Reputation: 3444
I am trying to implement the Clean Architecture structure in an app that I am developing and I am having a hard time figuring out exactly what is what.
For example, if I am right, the entities of my appliaction are Employee
, Department
, EmployeeSkill
the entities also include all of the "validation" logic, to ensure that these entities are valid.
And the use-cases are the various actions that I can do with these entities?
For example, use-cases about the Employee
:
add-employee.js
remove-employee-by-id.js
update-employee-department.js
update-employee-phone-number.js
...and-more-employee-updates.js
Are these all actually use-cases?
Now the add
and remove
i dont think have much to discuss about, but what about the updates? Should they be granulated
like this?
Also with such architecture, doesnt that mean that, I if I want to update both the employees department and phone number at the same time, I will have to make two separate calls to the database, for something that can be done with one, because the database adapter is being injected into the use case, and every use case starts with "finding" the entity in the database?
Upvotes: 1
Views: 2412
Reputation: 127
IMHO, use cases are application logic that utilizes the Command pattern. It's not necessarily required to create a use case for each of your CRUD methods. You probably already have a repository to take care of that. A command performs a few steps rather than just a simple insert/update.
Let's say you have a class called LoginCommand. The steps to login are the following:
You can then create a command class with an execute method. When execute method is called, it performs all those steps.
Upvotes: 1
Reputation: 2435
Defer thinking about the entities for now. Often, you get stuck trying to abstract the code after your mental model of the world and that is not as helpful as we are lead to believe.
Instead, couple code that change together for one reason into use-cases. A good start can be one for each crud operation in the GUI. what will be by a new method, or new parameter, or new class etc is not part of the CA pattern, that is part of the normal tradeoffs you face when you write code.
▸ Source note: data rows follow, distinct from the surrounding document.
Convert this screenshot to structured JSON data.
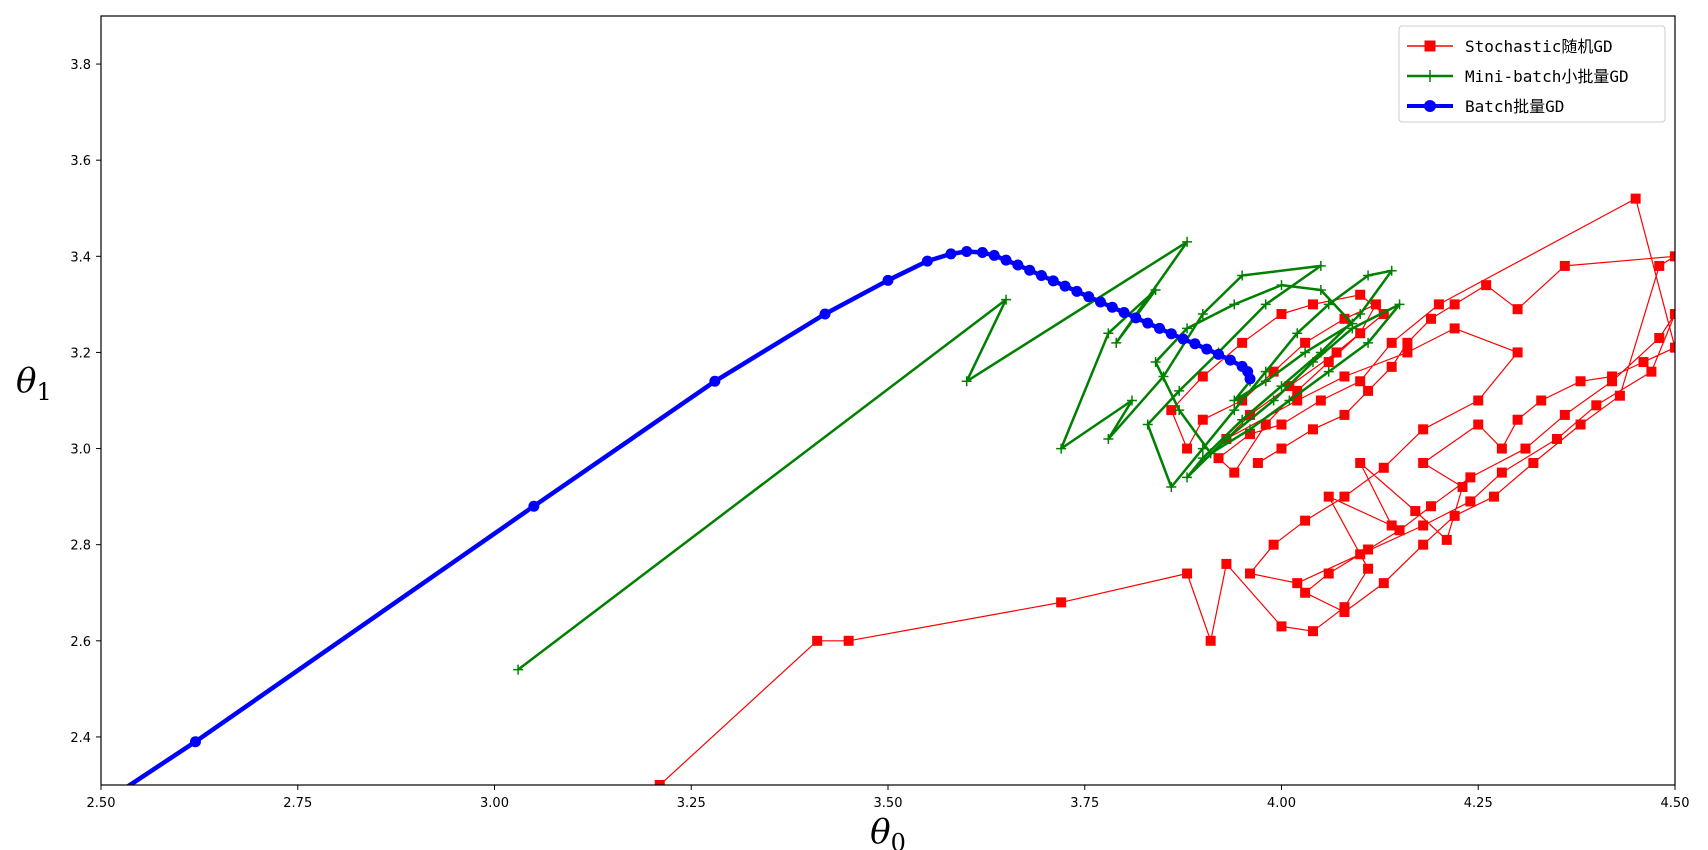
{
  "chart_data": {
    "type": "line",
    "title": "",
    "xlabel": "θ0",
    "ylabel": "θ1",
    "xlim": [
      2.5,
      4.5
    ],
    "ylim": [
      2.3,
      3.9
    ],
    "grid": false,
    "legend_position": "top-right",
    "x_ticks": [
      "2.50",
      "2.75",
      "3.00",
      "3.25",
      "3.50",
      "3.75",
      "4.00",
      "4.25",
      "4.50"
    ],
    "y_ticks": [
      "2.4",
      "2.6",
      "2.8",
      "3.0",
      "3.2",
      "3.4",
      "3.6",
      "3.8"
    ],
    "series": [
      {
        "name": "Stochastic随机GD",
        "color": "#ff0000",
        "marker": "square",
        "points": [
          [
            3.21,
            2.3
          ],
          [
            3.41,
            2.6
          ],
          [
            3.45,
            2.6
          ],
          [
            3.72,
            2.68
          ],
          [
            3.88,
            2.74
          ],
          [
            3.91,
            2.6
          ],
          [
            3.93,
            2.76
          ],
          [
            4.0,
            2.63
          ],
          [
            4.04,
            2.62
          ],
          [
            4.08,
            2.67
          ],
          [
            4.11,
            2.75
          ],
          [
            4.06,
            2.9
          ],
          [
            4.14,
            2.84
          ],
          [
            4.1,
            2.97
          ],
          [
            4.17,
            2.87
          ],
          [
            4.21,
            2.81
          ],
          [
            4.23,
            2.92
          ],
          [
            4.18,
            2.97
          ],
          [
            4.25,
            3.05
          ],
          [
            4.28,
            3.0
          ],
          [
            4.3,
            3.06
          ],
          [
            4.33,
            3.1
          ],
          [
            4.38,
            3.14
          ],
          [
            4.42,
            3.15
          ],
          [
            4.46,
            3.18
          ],
          [
            4.5,
            3.21
          ],
          [
            4.45,
            3.52
          ],
          [
            4.2,
            3.3
          ],
          [
            4.14,
            3.22
          ],
          [
            4.1,
            3.14
          ],
          [
            4.05,
            3.1
          ],
          [
            4.0,
            3.05
          ],
          [
            3.96,
            3.03
          ],
          [
            3.92,
            2.98
          ],
          [
            3.94,
            2.95
          ],
          [
            3.98,
            3.05
          ],
          [
            4.02,
            3.12
          ],
          [
            4.06,
            3.18
          ],
          [
            4.1,
            3.24
          ],
          [
            4.12,
            3.3
          ],
          [
            4.08,
            3.27
          ],
          [
            4.03,
            3.22
          ],
          [
            3.99,
            3.16
          ],
          [
            3.95,
            3.1
          ],
          [
            3.9,
            3.06
          ],
          [
            3.88,
            3.0
          ],
          [
            3.86,
            3.08
          ],
          [
            3.9,
            3.15
          ],
          [
            3.95,
            3.22
          ],
          [
            4.0,
            3.28
          ],
          [
            4.04,
            3.3
          ],
          [
            4.1,
            3.32
          ],
          [
            4.13,
            3.28
          ],
          [
            4.07,
            3.2
          ],
          [
            4.01,
            3.13
          ],
          [
            3.96,
            3.07
          ],
          [
            3.93,
            3.02
          ],
          [
            4.02,
            3.1
          ],
          [
            4.08,
            3.15
          ],
          [
            4.16,
            3.2
          ],
          [
            4.22,
            3.25
          ],
          [
            4.3,
            3.2
          ],
          [
            4.25,
            3.1
          ],
          [
            4.18,
            3.04
          ],
          [
            4.13,
            2.96
          ],
          [
            4.08,
            2.9
          ],
          [
            4.03,
            2.85
          ],
          [
            3.99,
            2.8
          ],
          [
            3.96,
            2.74
          ],
          [
            4.02,
            2.72
          ],
          [
            4.1,
            2.78
          ],
          [
            4.18,
            2.84
          ],
          [
            4.24,
            2.89
          ],
          [
            4.28,
            2.95
          ],
          [
            4.35,
            3.02
          ],
          [
            4.4,
            3.09
          ],
          [
            4.47,
            3.16
          ],
          [
            4.5,
            3.28
          ],
          [
            4.48,
            3.23
          ],
          [
            4.42,
            3.14
          ],
          [
            4.36,
            3.07
          ],
          [
            4.31,
            3.0
          ],
          [
            4.24,
            2.94
          ],
          [
            4.19,
            2.88
          ],
          [
            4.15,
            2.83
          ],
          [
            4.11,
            2.79
          ],
          [
            4.06,
            2.74
          ],
          [
            4.03,
            2.7
          ],
          [
            4.08,
            2.66
          ],
          [
            4.13,
            2.72
          ],
          [
            4.18,
            2.8
          ],
          [
            4.22,
            2.86
          ],
          [
            4.27,
            2.9
          ],
          [
            4.32,
            2.97
          ],
          [
            4.38,
            3.05
          ],
          [
            4.43,
            3.11
          ],
          [
            4.48,
            3.38
          ],
          [
            4.5,
            3.4
          ],
          [
            4.36,
            3.38
          ],
          [
            4.3,
            3.29
          ],
          [
            4.26,
            3.34
          ],
          [
            4.22,
            3.3
          ],
          [
            4.19,
            3.27
          ],
          [
            4.16,
            3.22
          ],
          [
            4.14,
            3.17
          ],
          [
            4.11,
            3.12
          ],
          [
            4.08,
            3.07
          ],
          [
            4.04,
            3.04
          ],
          [
            4.0,
            3.0
          ],
          [
            3.97,
            2.97
          ]
        ]
      },
      {
        "name": "Mini-batch小批量GD",
        "color": "#008000",
        "marker": "plus",
        "points": [
          [
            3.03,
            2.54
          ],
          [
            3.65,
            3.31
          ],
          [
            3.6,
            3.14
          ],
          [
            3.88,
            3.43
          ],
          [
            3.79,
            3.22
          ],
          [
            3.84,
            3.33
          ],
          [
            3.78,
            3.24
          ],
          [
            3.72,
            3.0
          ],
          [
            3.81,
            3.1
          ],
          [
            3.78,
            3.02
          ],
          [
            3.85,
            3.15
          ],
          [
            3.9,
            3.28
          ],
          [
            3.95,
            3.36
          ],
          [
            4.05,
            3.38
          ],
          [
            3.98,
            3.3
          ],
          [
            3.92,
            3.2
          ],
          [
            3.87,
            3.12
          ],
          [
            3.83,
            3.05
          ],
          [
            3.86,
            2.92
          ],
          [
            3.9,
            3.0
          ],
          [
            3.94,
            3.08
          ],
          [
            3.98,
            3.16
          ],
          [
            4.02,
            3.24
          ],
          [
            4.06,
            3.3
          ],
          [
            4.11,
            3.36
          ],
          [
            4.14,
            3.37
          ],
          [
            4.1,
            3.28
          ],
          [
            4.05,
            3.2
          ],
          [
            4.0,
            3.13
          ],
          [
            3.95,
            3.06
          ],
          [
            3.9,
            2.98
          ],
          [
            3.88,
            2.94
          ],
          [
            3.93,
            3.02
          ],
          [
            3.99,
            3.1
          ],
          [
            4.04,
            3.18
          ],
          [
            4.09,
            3.25
          ],
          [
            4.15,
            3.3
          ],
          [
            4.11,
            3.22
          ],
          [
            4.06,
            3.16
          ],
          [
            4.01,
            3.1
          ],
          [
            3.96,
            3.04
          ],
          [
            3.91,
            2.99
          ],
          [
            3.87,
            3.08
          ],
          [
            3.84,
            3.18
          ],
          [
            3.88,
            3.25
          ],
          [
            3.94,
            3.3
          ],
          [
            4.0,
            3.34
          ],
          [
            4.05,
            3.33
          ],
          [
            4.09,
            3.26
          ],
          [
            4.03,
            3.2
          ],
          [
            3.98,
            3.14
          ],
          [
            3.94,
            3.1
          ],
          [
            3.96,
            3.14
          ]
        ]
      },
      {
        "name": "Batch批量GD",
        "color": "#0000ff",
        "marker": "circle",
        "points": [
          [
            2.5,
            2.26
          ],
          [
            2.62,
            2.39
          ],
          [
            3.05,
            2.88
          ],
          [
            3.28,
            3.14
          ],
          [
            3.42,
            3.28
          ],
          [
            3.5,
            3.35
          ],
          [
            3.55,
            3.39
          ],
          [
            3.58,
            3.405
          ],
          [
            3.6,
            3.41
          ],
          [
            3.62,
            3.408
          ],
          [
            3.635,
            3.402
          ],
          [
            3.65,
            3.392
          ],
          [
            3.665,
            3.382
          ],
          [
            3.68,
            3.371
          ],
          [
            3.695,
            3.36
          ],
          [
            3.71,
            3.349
          ],
          [
            3.725,
            3.338
          ],
          [
            3.74,
            3.327
          ],
          [
            3.755,
            3.316
          ],
          [
            3.77,
            3.305
          ],
          [
            3.785,
            3.294
          ],
          [
            3.8,
            3.283
          ],
          [
            3.815,
            3.272
          ],
          [
            3.83,
            3.261
          ],
          [
            3.845,
            3.25
          ],
          [
            3.86,
            3.239
          ],
          [
            3.875,
            3.228
          ],
          [
            3.89,
            3.218
          ],
          [
            3.905,
            3.207
          ],
          [
            3.92,
            3.196
          ],
          [
            3.935,
            3.184
          ],
          [
            3.95,
            3.171
          ],
          [
            3.957,
            3.16
          ],
          [
            3.96,
            3.145
          ]
        ]
      }
    ]
  }
}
I can't see any entities from your example. In my code base ContactCard (I work on an yellow pages in 2021 kind of app) and UserContext (security) are the only entities, these two things are used all over the place.
Other things are just data holders and not really an entity. I have many duplicates of the data holders so that things that are not coupled, stay uncoupled.
Your repository should probably implement the bridge pattern. That means that the business logic defines a bridge, that some repository implements. The use-case is not aware of database tables, so it does not have any granular requirements (think if it as ordering food at mcdonalds, it won't say from the grill I want xxx, and from the fryer I want yyy).
The use case is very demanding in the bridge definition. So much, that many repositories end up having api layers that import and manage the implementation of the bridge, and then they adapters to the internal logic.
This is the difference between api layers in business apps and most B2C apis. An enterprise API for an use case, is the just what the use-case needed.
If you have already constrained yourself by a made up model of the world, and decided to split repos in that, instead of splitting them per use-case, then you end up with poor alignment. Having the same sql query, or parts of it, in more than one repository is not an issue. Over time, the queries look different a lot of the time even if they start out very similar.
I would call your example use-case for UpdatePhoneNumberEverywhere. And then the UpdatePhoneNumberEverywhereRepository implementation, can do what the heck it wants to, that is a detail. The use case does not care.
Another one I might do is UpdatePhoneNumber and the use-case accepts a strategy. Strategy.CASCADE or Strategy.Leaf etc.
In terms of your table design, even though it's a detail, Contacts probably deserves to be broken out.
Every use-case does not start with finding something from the database. Commands and queries are passed in or w/e you call it, and the use-case does something useful.
The most practical way to write a use-case, is to just implement exactly what you need for the business requirement, write all the tests against the public api in the use-case. Just pass in data as a start, a dictionary is often fine.
Entities are often found later when you cannot stand to have so many versions of something, you just need that something to be stable and the same all over, and your end users expects as much too. Then, just refactor.